Emotion overload: I am shocked by how similar our stories are. It's comforting to know I'm not alone.
#3
Thank you all so much. Your responses really do help. I was in the middle of a panic attack when I posted that, and even this morning I feel another one creeping up on me. I wish I knew how to stop them before they get me full force. It makes me paralyzed, and even the simplest thing is so hard to do.

I didn't think my ex's death affected me at all until this kind of stuff started happening. I felt a sense of relief when he died, but also a sense of guilt for all the things I did when I was with him. Now, trying to write this journal has brought it all back. I had to stop writing, and I don't know if I'll start again.

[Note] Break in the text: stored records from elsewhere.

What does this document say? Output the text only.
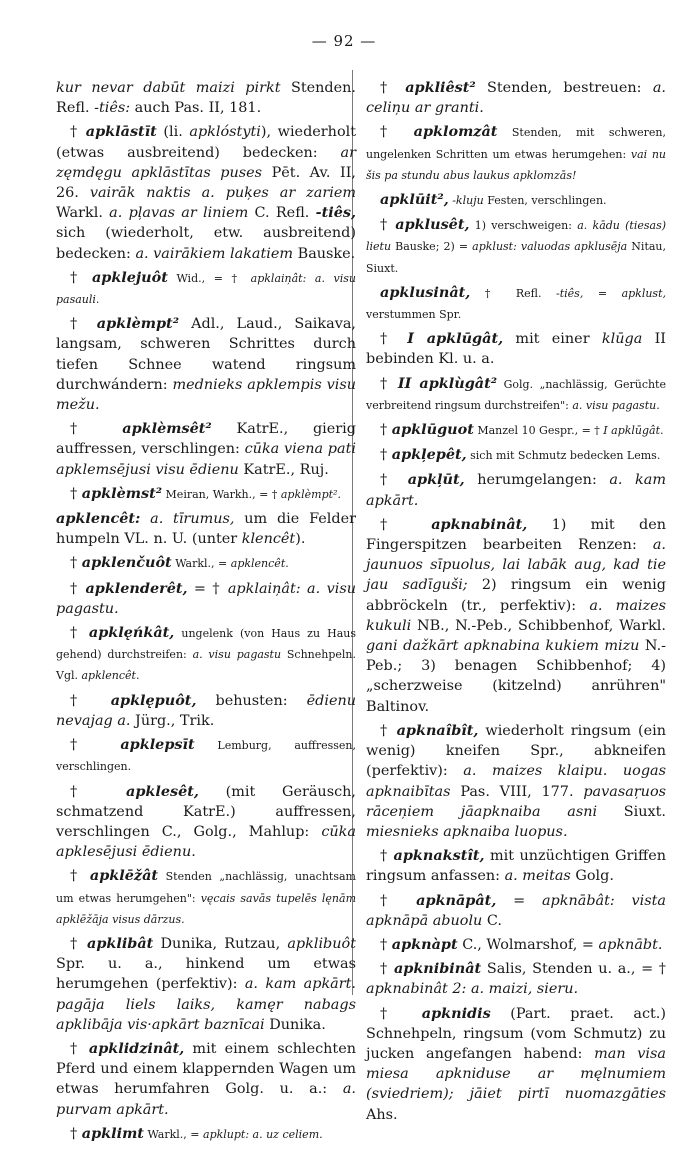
— 92 —

kur nevar dabūt maizi pirkt Stenden. Refl. -tiês: auch Pas. II, 181.

† apklāstīt (li. apklóstyti), wiederholt (etwas ausbreitend) bedecken: ar zęmdęgu apklāstītas puses Pēt. Av. II, 26. vairāk naktis a. puķes ar zariem Warkl. a. pļavas ar liniem C. Refl. -tiês, sich (wiederholt, etw. ausbreitend) bedecken: a. vairākiem lakatiem Bauske.

† apklejuôt Wid., = † apklaiņât: a. visu pasauli.

† apklèmpt² Adl., Laud., Saikava, langsam, schweren Schrittes durch tiefen Schnee watend ringsum durchwándern: mednieks apklempis visu mežu.

† apklèmsêt² KatrE., gierig auffressen, verschlingen: cūka viena pati apklemsējusi visu ēdienu KatrE., Ruj.

† apklèmst² Meiran, Warkh., = † apklèmpt².

apklencêt: a. tīrumus, um die Felder humpeln VL. n. U. (unter klencêt).

† apklenčuôt Warkl., = apklencêt.

† apklenderêt, = † apklaiņât: a. visu pagastu.

† apklęńkât, ungelenk (von Haus zu Haus gehend) durchstreifen: a. visu pagastu Schnehpeln. Vgl. apklencêt.

† apklępuôt, behusten: ēdienu nevajag a. Jürg., Trik.

† apklepsīt Lemburg, auffressen, verschlingen.

† apklesêt, (mit Geräusch, schmatzend KatrE.) auffressen, verschlingen C., Golg., Mahlup: cūka apklesējusi ēdienu.

† apklēžât Stenden „nachlässig, unachtsam um etwas herumgehen": vęcais savās tupelēs lęnām apklēžāja visus dārzus.

† apklibât Dunika, Rutzau, apklibuôt Spr. u. a., hinkend um etwas herumgehen (perfektiv): a. kam apkārt. pagāja liels laiks, kamęr nabags apklibāja vis·apkārt baznīcai Dunika.

† apklidzinât, mit einem schlechten Pferd und einem klappernden Wagen um etwas herumfahren Golg. u. a.: a. purvam apkārt.

† apklimt Warkl., = apklupt: a. uz celiem.

† apkliêst² Stenden, bestreuen: a. celiņu ar granti.

† apklomzât Stenden, mit schweren, ungelenken Schritten um etwas herumgehen: vai nu šis pa stundu abus laukus apklomzās!

apklūit², -kluju Festen, verschlingen.

† apklusêt, 1) verschweigen: a. kādu (tiesas) lietu Bauske; 2) = apklust: valuodas apklusēja Nitau, Siuxt.

apklusinât, † Refl. -tiês, = apklust, verstummen Spr.

† I apklūgât, mit einer klūga II bebinden Kl. u. a.

† II apklùgât² Golg. „nachlässig, Gerüchte verbreitend ringsum durchstreifen": a. visu pagastu.

† apklūguot Manzel 10 Gespr., = † I apklūgât.

† apkļepêt, sich mit Schmutz bedecken Lems.

† apkļūt, herumgelangen: a. kam apkārt.

† apknabinât, 1) mit den Fingerspitzen bearbeiten Renzen: a. jaunuos sīpuolus, lai labāk aug, kad tie jau sadīguši; 2) ringsum ein wenig abbröckeln (tr., perfektiv): a. maizes kukuli NB., N.-Peb., Schibbenhof, Warkl. gani dažkārt apknabina kukiem mizu N.-Peb.; 3) benagen Schibbenhof; 4) „scherzweise (kitzelnd) anrühren" Baltinov.

† apknaîbît, wiederholt ringsum (ein wenig) kneifen Spr., abkneifen (perfektiv): a. maizes klaipu. uogas apknaibītas Pas. VIII, 177. pavasaŗuos rāceņiem jāapknaiba asni Siuxt. miesnieks apknaiba luopus.

† apknakstît, mit unzüchtigen Griffen ringsum anfassen: a. meitas Golg.

† apknāpât, = apknābât: vista apknāpā abuolu C.

† apknàpt C., Wolmarshof, = apknābt.

† apknibinât Salis, Stenden u. a., = † apknabinât 2: a. maizi, sieru.

† apknidis (Part. praet. act.) Schnehpeln, ringsum (vom Schmutz) zu jucken angefangen habend: man visa miesa apkniduse ar męlnumiem (sviedriem); jāiet pirtī nuomazgāties Ahs.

Maybe I would feel better when it was done, but getting there is nearly killing me.

The most frustrating thing is people who don't believe in mental illness and think I am choosing to be this way and should just snap out of it. It's hard to find support.

Anyway, thank you all again. It is nice to have a place to reach out and talk about it.

Glenna
#4
Please Introduce Yourself Here / In the midst of panic
August 27, 2014, 05:16:56 PM
Hello. I was referred here from "Out of the Fog" to maybe find some support. As I write this, I am in the midst of a severe panic attack, so I am grateful for the ability to post at all. Basically, I'm 46 years old and have come to realize that I suffer from CPTSD, although I haven't had a formal diagnosis.

I experienced severe neglect as a child and severe domestic abuse as an adult. I am a writer as well, but when I started to write things about the abuse, my anxiety ramped way up to 100%, and I am considering quitting writing altogether. This makes me sad, as it is my passion. I do not have much of a support system at home, but I was hoping I could find some support here with others who suffer. I will admit that I need some hands to hold on to right now.

I should mention that my ex-husband (abuser) died in a train accident last month. I didn't have direct grief because I hated him, but the situation brought up a bunch of negative feelings that I don't necessarily want to deal with. I am getting therapy, and I am on psychiatric medication, but nothing seems to be controlling this overwhelming anxiety that I'm feeling. It is stopping me from getting things done during the day and causing conflict in my relationships. I know I need help right now, but not sure how to approach it. Thank you for reading.